When You Should and Shouldn’t Refinance Your Mortgage
Dewi, an online retail shop owner, had been steadily paying her Home Loan mortgage for the past four years at an average of 7%. With Indonesia’s robust economic growth, Dewi’s online business picked up and she suddenly found herself with more money in her savings account. What can she do to bring down her home loan debt? LiveOlive explores refinancing as a tool that Dewi can consider in managing her debt.
When You Should Refinance
1. Drop-Down Rates
Interest rates fluctuate all the time, but the mortgage you’re paying remains the same at a fixed rate. Negotiate with your bank when they offer a lower interest rate. Lowering your current interest rate can mean paying a lower payment, giving you more money at the end of each month, which you can then reinvest in other products.

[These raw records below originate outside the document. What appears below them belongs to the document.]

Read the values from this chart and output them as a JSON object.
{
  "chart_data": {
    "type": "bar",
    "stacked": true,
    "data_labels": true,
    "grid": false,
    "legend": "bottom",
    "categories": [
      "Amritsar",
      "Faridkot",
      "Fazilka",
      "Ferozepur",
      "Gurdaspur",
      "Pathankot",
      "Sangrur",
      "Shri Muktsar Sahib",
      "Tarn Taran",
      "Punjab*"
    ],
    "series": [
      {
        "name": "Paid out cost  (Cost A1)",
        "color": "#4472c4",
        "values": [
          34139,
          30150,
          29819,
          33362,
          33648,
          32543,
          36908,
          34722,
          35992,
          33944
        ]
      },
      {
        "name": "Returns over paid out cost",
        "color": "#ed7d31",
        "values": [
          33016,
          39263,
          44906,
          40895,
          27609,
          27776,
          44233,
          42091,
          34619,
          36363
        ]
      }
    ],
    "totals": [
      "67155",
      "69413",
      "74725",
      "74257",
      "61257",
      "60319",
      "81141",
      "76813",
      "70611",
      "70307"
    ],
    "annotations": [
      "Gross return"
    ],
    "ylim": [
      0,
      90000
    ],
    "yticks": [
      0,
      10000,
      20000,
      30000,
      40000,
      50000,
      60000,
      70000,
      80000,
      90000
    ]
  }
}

2. Pay Faster Because You’re Richer
Dewi found herself with more money: business is booming, her investments came back with a good return, and she even cleaned up her credit card debts. She can request her bank to refinance her loan so she can bring down her debt and pay faster. Of course there would be “Closing Cost” and Penalties, but – depending on the calculation – this would free up her money, allow her to start another investment that will generate higher returns, and recoup the fees she’s paid earlier.
3. Need Cash
If you need to pay for your child’s tuition fee, renovate your home, or possibly buy that vacation home you’ve always wanted, you can use the equity in your home to refinance. A cash-out refinance is a good way to use the equity you’ve built up in your home.
A key factor in determining when you should refinance is how long you plan to stay in the house. If you intend on staying in your home for more than six years, and you can get a better interest rate, it generally makes sense to refinance since you’ll likely recoup the closing costs over your time there.
When You Shouldn’t Refinance
1. You’re Thinking of Moving Anyway
If you’re looking to move in a couple of years, refinancing might not be a good idea because you wouldn’t get a chance to break-even with the closing costs.
2. Don’t Waste Your Money
You’ve been paying for almost 8 years on a 10-year loan then it may not be worth to refinance. Within a certain amount of time you begin paying down the principal and paying less interest. At this point, refinancing will likely cost you more instead of just keeping your current loan.
Watch Out for Fees!
Bear in mind that in refinancing, banks have varying fees. It’s best to negotiate with a bank officer first, to see whether these following fees can be waived:
After talking with her bank, Dewi was told that she can join a new refinance program with a lower rate and no penalty for faster payment. She decided to refinance her 15-year mortgage and is now more focused to develop and expand her business in Jakarta.